You aren’t supposed to talk about these realities, so virtually nobody knows about them other than college presidents, who all appear to support quotas. I like to joke that just as in the old Nicolas Cage movie in which the president of the United States gets a key to the President’s Book of Secrets that divulges what really happened in the Kennedy assassination, there’s a Harvard President’s Book of Secrets that turns out to be a dog-eared copy of The Bell Curve.

If more people knew the facts, what could be done?

One possibility is that the SAT and ACT have broken down under the extreme test prepping paid for by so many Tiger Mothers, but that they could be fixed. Unfortunately, we are far more likely in the current climate to ban the tests as racist than seriously investigate how to improve them under the Asian onslaught.

Other reforms could be undertaken. For example, Asians are disproportionately exploiting the custom of giving one extra point of grade point average to students taking Advanced Placement classes. A study of University of California students found that a half-point boost generates more accurate predictions of student performance.

More broadly, we should reconsider the quantity of legal immigration in light of how much harder it is making it for African-Americans to earn elite status for themselves without race preferences. American blacks had a hard enough time competing with American whites. Putting them up against ever more of the cleverest and most ambitious of 4 billion Asians is a massacre.

To the extent that we decide we need preferences to admit enough blacks to elite colleges, we should use strict racial quotas that let in only the best of each race rather than the current trend toward wrecking the admissions system to make evidence for race preferences fuzzier.

And there’s no need for everybody to continue to pretend ever since the 1978 Bakke decision that exalted “diversity” as the excuse for violating the 14th Amendment’s requirement of equal protection of the laws that affirmative action makes colleges more intellectually stimulating when obviously the opposite has proven true. Quotas have helped make colleges minefields of cancel culture by bringing onto campus insecure and resentful masses of racially preferred students out to punish anyone who alludes to the race gaps that are American society’s central fact. Instead, underqualified preference beneficiaries should be told to be thankful for their privilege.

Similarly, American institutions currently waste huge amounts of effort interrogating themselves for racism whenever they notice that their objective systems find that blacks behave worse on the whole than other races.

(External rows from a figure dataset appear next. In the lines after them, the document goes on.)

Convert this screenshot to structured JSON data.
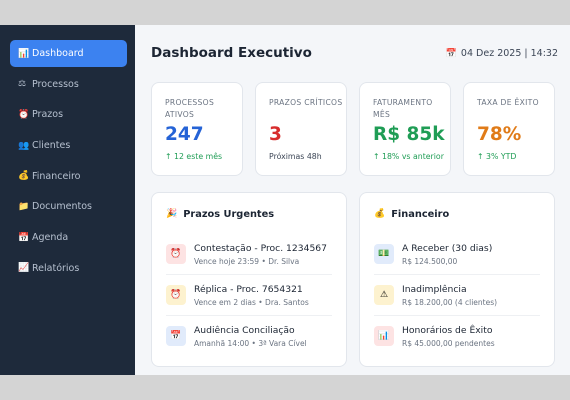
{
  "sidebar": {
    "items": [
      {
        "label": "Dashboard",
        "icon": "bar-chart-icon",
        "glyph": "📊",
        "active": true
      },
      {
        "label": "Processos",
        "icon": "scales-icon",
        "glyph": "⚖",
        "active": false
      },
      {
        "label": "Prazos",
        "icon": "alarm-clock-icon",
        "glyph": "⏰",
        "active": false
      },
      {
        "label": "Clientes",
        "icon": "users-icon",
        "glyph": "👥",
        "active": false
      },
      {
        "label": "Financeiro",
        "icon": "money-bag-icon",
        "glyph": "💰",
        "active": false
      },
      {
        "label": "Documentos",
        "icon": "folder-icon",
        "glyph": "📁",
        "active": false
      },
      {
        "label": "Agenda",
        "icon": "calendar-icon",
        "glyph": "📅",
        "active": false
      },
      {
        "label": "Relatórios",
        "icon": "line-chart-icon",
        "glyph": "📈",
        "active": false
      }
    ]
  },
  "header": {
    "title": "Dashboard Executivo",
    "datetime": "04 Dez 2025 | 14:32",
    "datetime_icon": "calendar-icon"
  },
  "stats": [
    {
      "label": "PROCESSOS ATIVOS",
      "value": "247",
      "sub": "↑ 12 este mês",
      "value_color": "#2563d6",
      "sub_color": "#1f9d55"
    },
    {
      "label": "PRAZOS CRÍTICOS",
      "value": "3",
      "sub": "Próximas 48h",
      "value_color": "#d72c2c",
      "sub_color": "#3c4656"
    },
    {
      "label": "FATURAMENTO MÊS",
      "value": "R$ 85k",
      "sub": "↑ 18% vs anterior",
      "value_color": "#1f9d55",
      "sub_color": "#1f9d55"
    },
    {
      "label": "TAXA DE ÊXITO",
      "value": "78%",
      "sub": "↑ 3% YTD",
      "value_color": "#e07b18",
      "sub_color": "#1f9d55"
    }
  ],
  "prazos": {
    "title": "Prazos Urgentes",
    "icon": "party-popper-icon",
    "items": [
      {
        "title": "Contestação - Proc. 1234567",
        "sub": "Vence hoje 23:59 • Dr. Silva",
        "icon": "alarm-clock-icon",
        "glyph": "⏰",
        "bg": "#fde3e3"
      },
      {
        "title": "Réplica - Proc. 7654321",
        "sub": "Vence em 2 dias • Dra. Santos",
        "icon": "alarm-clock-icon",
        "glyph": "⏰",
        "bg": "#fdf2cf"
      },
      {
        "title": "Audiência Conciliação",
        "sub": "Amanhã 14:00 • 3ª Vara Cível",
        "icon": "calendar-icon",
        "glyph": "📅",
        "bg": "#e1ebfb"
      }
    ]
  },
  "financeiro": {
    "title": "Financeiro",
    "icon": "money-bag-icon",
    "items": [
      {
        "title": "A Receber (30 dias)",
        "sub": "R$ 124.500,00",
        "icon": "banknote-icon",
        "glyph": "💵",
        "bg": "#e1ebfb"
      },
      {
        "title": "Inadimplência",
        "sub": "R$ 18.200,00 (4 clientes)",
        "icon": "warning-icon",
        "glyph": "⚠",
        "bg": "#fdf2cf"
      },
      {
        "title": "Honorários de Êxito",
        "sub": "R$ 45.000,00 pendentes",
        "icon": "bar-chart-icon",
        "glyph": "📊",
        "bg": "#fde3e3"
      }
    ]
  },
  "colors": {
    "sidebar_bg": "#1e2a3b",
    "accent": "#3c82f0",
    "page_bg": "#f4f6f9"
  }
}
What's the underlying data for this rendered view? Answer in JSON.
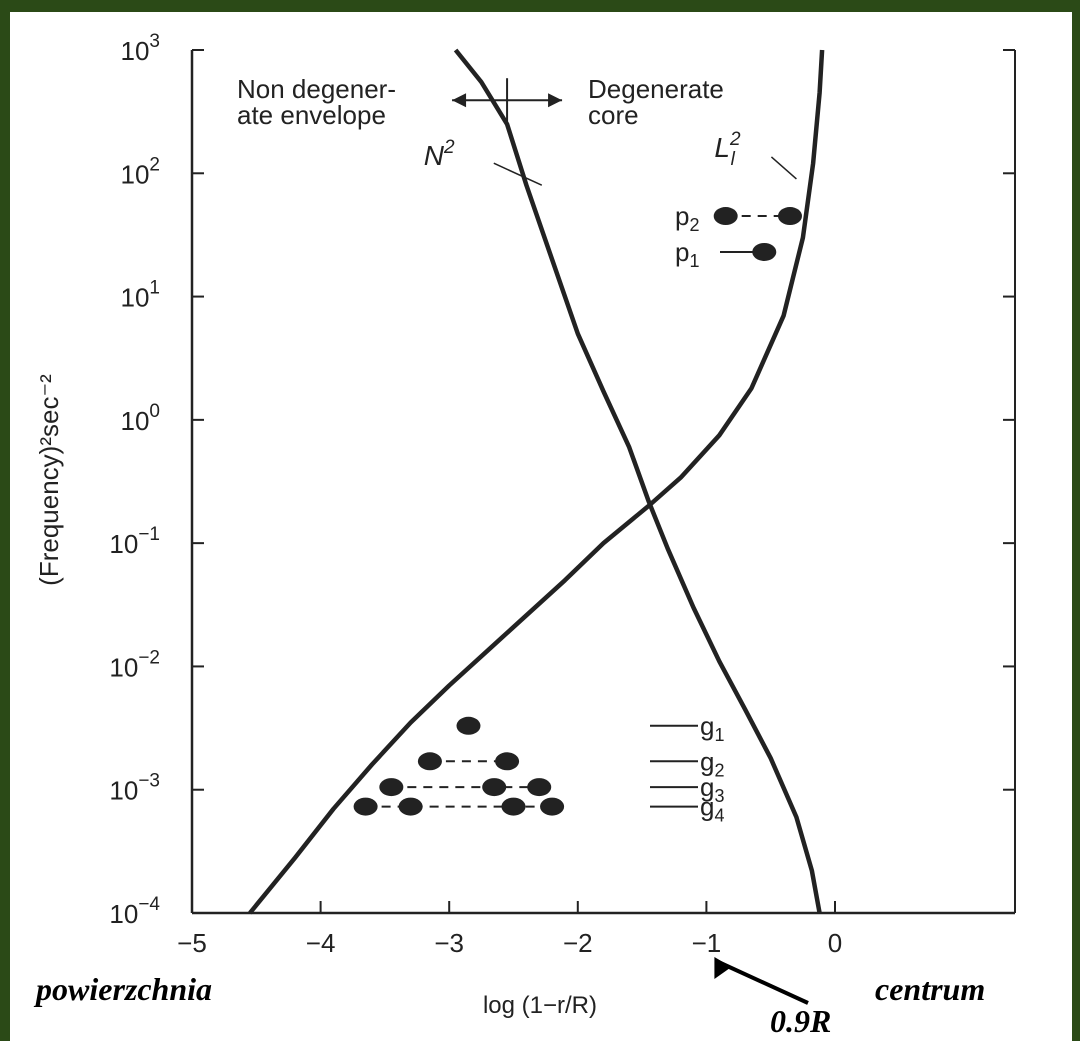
{
  "colors": {
    "background": "#2b4a17",
    "panel": "#ffffff",
    "ink": "#222222"
  },
  "chart_data": {
    "type": "line",
    "xlabel": "log (1−r/R)",
    "ylabel": "(Frequency)²sec⁻²",
    "xlim": [
      -5,
      0.3
    ],
    "ylim": [
      0.0001,
      1000
    ],
    "yscale": "log",
    "grid": false,
    "x_ticks": [
      {
        "value": -5,
        "label": "−5"
      },
      {
        "value": -4,
        "label": "−4"
      },
      {
        "value": -3,
        "label": "−3"
      },
      {
        "value": -2,
        "label": "−2"
      },
      {
        "value": -1,
        "label": "−1"
      },
      {
        "value": 0,
        "label": "0"
      }
    ],
    "y_ticks": [
      {
        "value": 0.0001,
        "base": "10",
        "exp": "−4"
      },
      {
        "value": 0.001,
        "base": "10",
        "exp": "−3"
      },
      {
        "value": 0.01,
        "base": "10",
        "exp": "−2"
      },
      {
        "value": 0.1,
        "base": "10",
        "exp": "−1"
      },
      {
        "value": 1,
        "base": "10",
        "exp": "0"
      },
      {
        "value": 10,
        "base": "10",
        "exp": "1"
      },
      {
        "value": 100,
        "base": "10",
        "exp": "2"
      },
      {
        "value": 1000,
        "base": "10",
        "exp": "3"
      }
    ],
    "series": [
      {
        "name": "N²",
        "x": [
          -2.95,
          -2.75,
          -2.55,
          -2.4,
          -2.2,
          -2.0,
          -1.8,
          -1.6,
          -1.45,
          -1.3,
          -1.1,
          -0.9,
          -0.7,
          -0.5,
          -0.3,
          -0.18,
          -0.12
        ],
        "y": [
          1000,
          550,
          250,
          80,
          20,
          5,
          1.7,
          0.6,
          0.22,
          0.09,
          0.03,
          0.011,
          0.0045,
          0.0018,
          0.0006,
          0.00022,
          0.0001
        ]
      },
      {
        "name": "Lₗ²",
        "x": [
          -4.55,
          -4.2,
          -3.9,
          -3.6,
          -3.3,
          -3.0,
          -2.7,
          -2.4,
          -2.1,
          -1.8,
          -1.45,
          -1.2,
          -0.9,
          -0.65,
          -0.4,
          -0.25,
          -0.17,
          -0.12,
          -0.1
        ],
        "y": [
          0.0001,
          0.00028,
          0.0007,
          0.0016,
          0.0035,
          0.007,
          0.0135,
          0.026,
          0.05,
          0.1,
          0.2,
          0.34,
          0.75,
          1.8,
          7,
          30,
          120,
          450,
          1000
        ]
      }
    ],
    "boundary_annotation": {
      "left": [
        "Non degener-",
        "ate envelope"
      ],
      "right": [
        "Degenerate",
        "core"
      ],
      "x": -2.55,
      "y": 350
    },
    "modes": [
      {
        "label": "p",
        "sub": "2",
        "points": [
          [
            -0.85,
            45
          ],
          [
            -0.35,
            45
          ]
        ]
      },
      {
        "label": "p",
        "sub": "1",
        "points": [
          [
            -0.55,
            23
          ]
        ]
      },
      {
        "label": "g",
        "sub": "1",
        "points": [
          [
            -2.85,
            0.0033
          ]
        ]
      },
      {
        "label": "g",
        "sub": "2",
        "points": [
          [
            -3.15,
            0.0017
          ],
          [
            -2.55,
            0.0017
          ]
        ]
      },
      {
        "label": "g",
        "sub": "3",
        "points": [
          [
            -3.45,
            0.00105
          ],
          [
            -2.65,
            0.00105
          ],
          [
            -2.3,
            0.00105
          ]
        ]
      },
      {
        "label": "g",
        "sub": "4",
        "points": [
          [
            -3.65,
            0.00073
          ],
          [
            -3.3,
            0.00073
          ],
          [
            -2.5,
            0.00073
          ],
          [
            -2.2,
            0.00073
          ]
        ]
      }
    ],
    "annotations": {
      "left_corner": "powierzchnia",
      "right_corner": "centrum",
      "radius_marker": "0.9R",
      "radius_marker_x": -1
    }
  }
}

For example, New York City’s Administration for Children’s Services is currently torturing itself to find the source of the racism that must be behind why “Black families are seven times as likely as white families to be accused of child maltreatment,” according to a breathless New York Times article.

But if you read deep enough into the investigation about racism at this office, you find:

Most A.C.S. caseworkers are Black, as is most leadership in the agency’s Division of Child Protection, the agency said.


A New York Times analysis of 83 child homicides from 2016 to 2022 found that Black children in the city were killed by family members at about seven times the rate for white and Asian children and three times the rate for Hispanic children.

So what’s the worst that can happen when the Child Protection agency guts itself over its own charges of racial inequity?

I mean, besides more murdered children?